Mısır Osmanlı Devleti’ne bağlı bir eyalet olduğuna göre normal şartlarda kanalı Osmanlı Devleti’nin açması gerekiyordu. Oysa kanal Osmanlı Devletinin onayı ile olsa da onun tarafından değil Mısır Hidivi İsmail Paşa ve Fransa tarafından 1859 da yapımına başlanarak 1869 da açılmıştı ama bu açılış Osmanlı Devletine Mısır’a mal oldu. Kanalın önemini çok iyi bilen İngiltere onu ne Mısır hidivlerine, ne Fransa’ya, ne Rusya’ya ne de Osmanlı devletine yedirmeyecekti. Mısır’ı ele geçirdi ( Buna ileride döneceğim.)
Evet, şimdi zurnanın zort dediği yerdeyim.
İlk kez 1854 de dış borç alan Osmanlı devleti çok değil sadece 20 sene içinde bu borçların faizlerini bile ödemeyecek duruma gelmişti.

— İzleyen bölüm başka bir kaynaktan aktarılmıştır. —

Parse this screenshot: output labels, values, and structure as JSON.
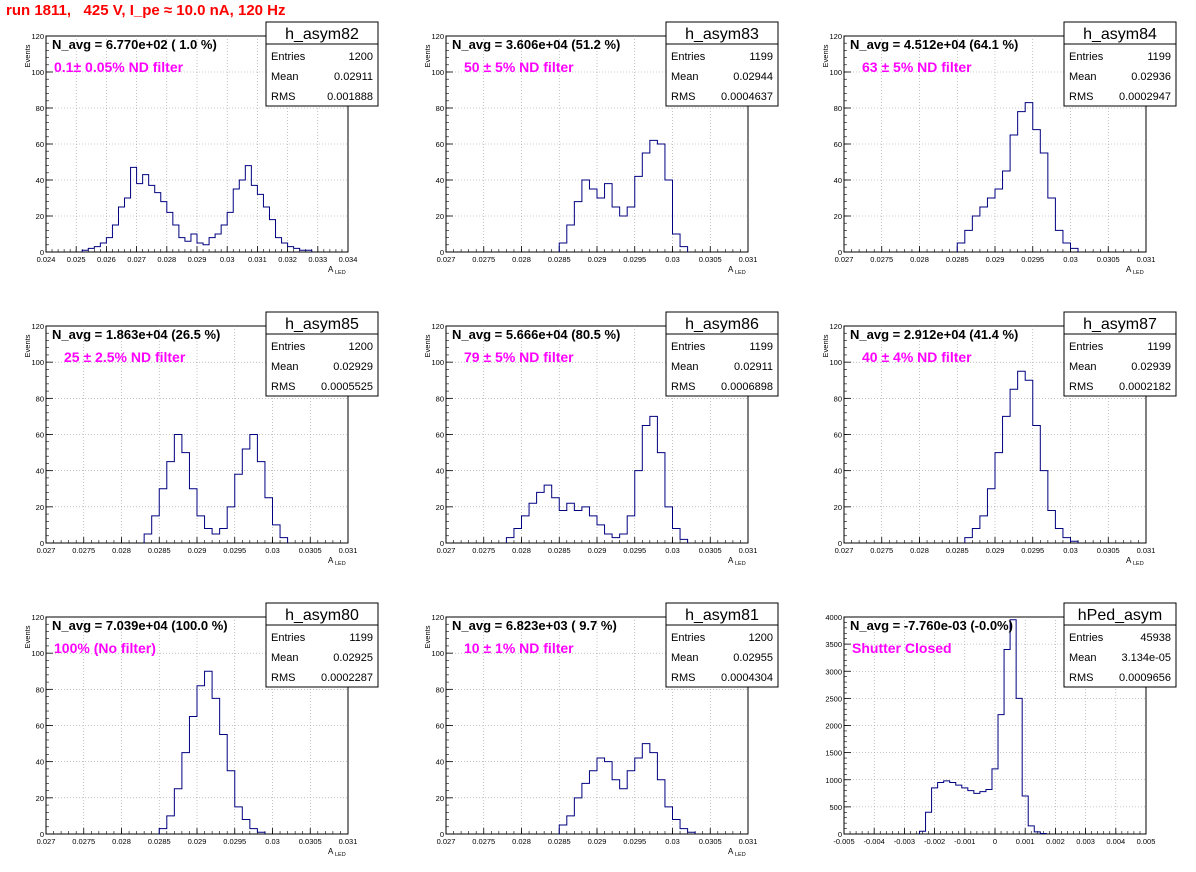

Evet, geçen bu yirmi sene içerisinde Osmanlı Devleti on beş kez dış borç almıştı. 1863 Senesi itibariyle devlet, tüm gelirlerinin %17 sini dış borçların ana para ve faizinin ödenmesi için ayırırken 1875 yılına geldiğimizde bu oran %75 e çıkmıştı. Devlet, tüm gelirlerinin %75 ini dış borçların ana para ve faizlerini ödemeye ayırırsa ne olur? İflas etmiş olur. Osmanlı Devleti de iflas etti. Nitekim Sadrazam Mahmut Nedim Paşa 1875 yılında devletin iflas ettiğini resmen açıkladı.
Devlet ekonomik olarak resmen perperişan haldeyken garip şeyler de oluyordu: Mesela Abdülaziz döneminde pek çok yeni ve modern okullar açılmıştı. Bugünkü Türkiye sınırları içinde ilk demir yolu 1860 da İzmir- Aydın, 1865 de İzmir- Kasaba, 1874 de Bursa- Mudanya arasında açılmış, 1869-1877 Yılları arasında Şark demir yolları( Rumeli Hattı) Döşenmişti. Dünyada ilk metro Londra’da yapılmış, ikincisi ise 1875 de yani iflasımızı ilan ettiğimiz sene İstanbul’da Karaköy-Galatasaray arasında faaliyete geçmişti. ( Tabii ki bunların hiç biri doğrudan doğruya Osmanlı Devleti tarafından yaptırılmıyordu.) Ekonominin yerlerde süründüğü bir dönemde özellikle İstanbul Boğazının her iki yakasının köşkler, kasırlar, saraylarla doldurulması da işin bir acayip yönüydü.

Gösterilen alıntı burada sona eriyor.